Senaryo mu?
15 Temmuz darbe girişiminin Erdoğan’ın/hükümetin bir senaryosu olduğunu ilk söyleyen F. Gülen oldu. Batı medyasından Pensilvanya’ya çağırılan birkaç gazeteciye verdiği demeçte dillendirdiği...
15 Temmuz darbe girişiminin Erdoğan’ın/hükümetin bir senaryosu olduğunu ilk söyleyen F. Gülen oldu. Batı medyasından Pensilvanya’ya çağırılan birkaç gazeteciye verdiği demeçte dillendirdiği bu iddiasını daha sonra defalarca tekrarladı. Artık asıl yüzü ortaya çıkan bu kendini “Allah’tan doğrudan vazifeli” sanan bu zatın (ne diyeceğimi bilemiyorum, meczup-hain-taşeron) “senaryo” zırvası, enteresandır, 15 Temmuz gerçeğine rağmen, Cumhurbaşkanı Erdoğan ve AK Parti düşmanlığı zehrini bir türlü atamayan bir kısım çevrelerin de diline pelesenk oldu. Onlar da ısrarla “işin içinde iş var” imalarını, sorularını tekrarlayıp duruyorlar. Kemal Kılıçdaroğlu da yandan dolanma manevrasıyla, “aslında 15 Temmuz’un asıl faili Erdoğan’dır, çünkü o göz yumdu, o imkân verdi, el ele omuz omuzaydılar...” deyip duruyor.

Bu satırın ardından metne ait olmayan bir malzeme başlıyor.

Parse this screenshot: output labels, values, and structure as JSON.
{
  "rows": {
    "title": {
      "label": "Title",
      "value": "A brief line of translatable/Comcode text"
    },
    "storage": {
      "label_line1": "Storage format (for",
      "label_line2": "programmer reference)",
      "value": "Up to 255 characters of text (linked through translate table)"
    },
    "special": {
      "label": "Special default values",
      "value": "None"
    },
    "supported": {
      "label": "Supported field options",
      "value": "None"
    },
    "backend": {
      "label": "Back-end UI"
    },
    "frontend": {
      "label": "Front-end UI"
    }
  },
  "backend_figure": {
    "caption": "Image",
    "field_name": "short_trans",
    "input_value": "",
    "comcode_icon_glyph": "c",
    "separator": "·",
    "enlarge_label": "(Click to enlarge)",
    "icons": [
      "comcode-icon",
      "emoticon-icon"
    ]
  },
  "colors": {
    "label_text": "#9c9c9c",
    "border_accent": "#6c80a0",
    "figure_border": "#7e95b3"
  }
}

Ancak gerçekler peş peşe açığa çıkıyor. Geçen haftadan üç örnek vereyim.
Birinci örnek, Gezi Olayları senaryosunun Fatih Üniversitesi’nde yazıldığıdır. “Futbolda Şike Kumpası İddianamesi”ndeki bilgilere göre FETÖ mensupları olaylara aktif şekilde katılmışlar. Benim o günlerde, askeri lise öğrencilerinin sivil kıyafetle Taksim’e gittikleri yönünde duyumlarım vardı. Tabii biz o zaman bunu F. Gülen’e kondurmayı aklımıza bile getiremezdik. Tamam, F. Gülen, Erdoğan’a seslenerek “o gençlere çapulcu diyemezsin” çıkışını yapmıştı ama TSK içinde şimdi açığa çıkan ele geçirme oranının yüksekliği, organik bağlantıları anlamamız için yeterli değildi. İddianameye göre Gezi Olaylarında görevlendirilen şakirtlere Fatih Üniversitesi’nde eğitim verilmiş, gemi kiralanarak bu gemide “abi”lerin küçük gruplara, kitleleri nasıl harekete geçirecekleri anlatılmış. Demek ki Gezi Olaylarına destek sadece Zaman’da ve Today’s Zaman’da çıkan yazılardan, Başbakan Erdoğan’a hakaretlerden, manşetlerden ibaret değilmiş.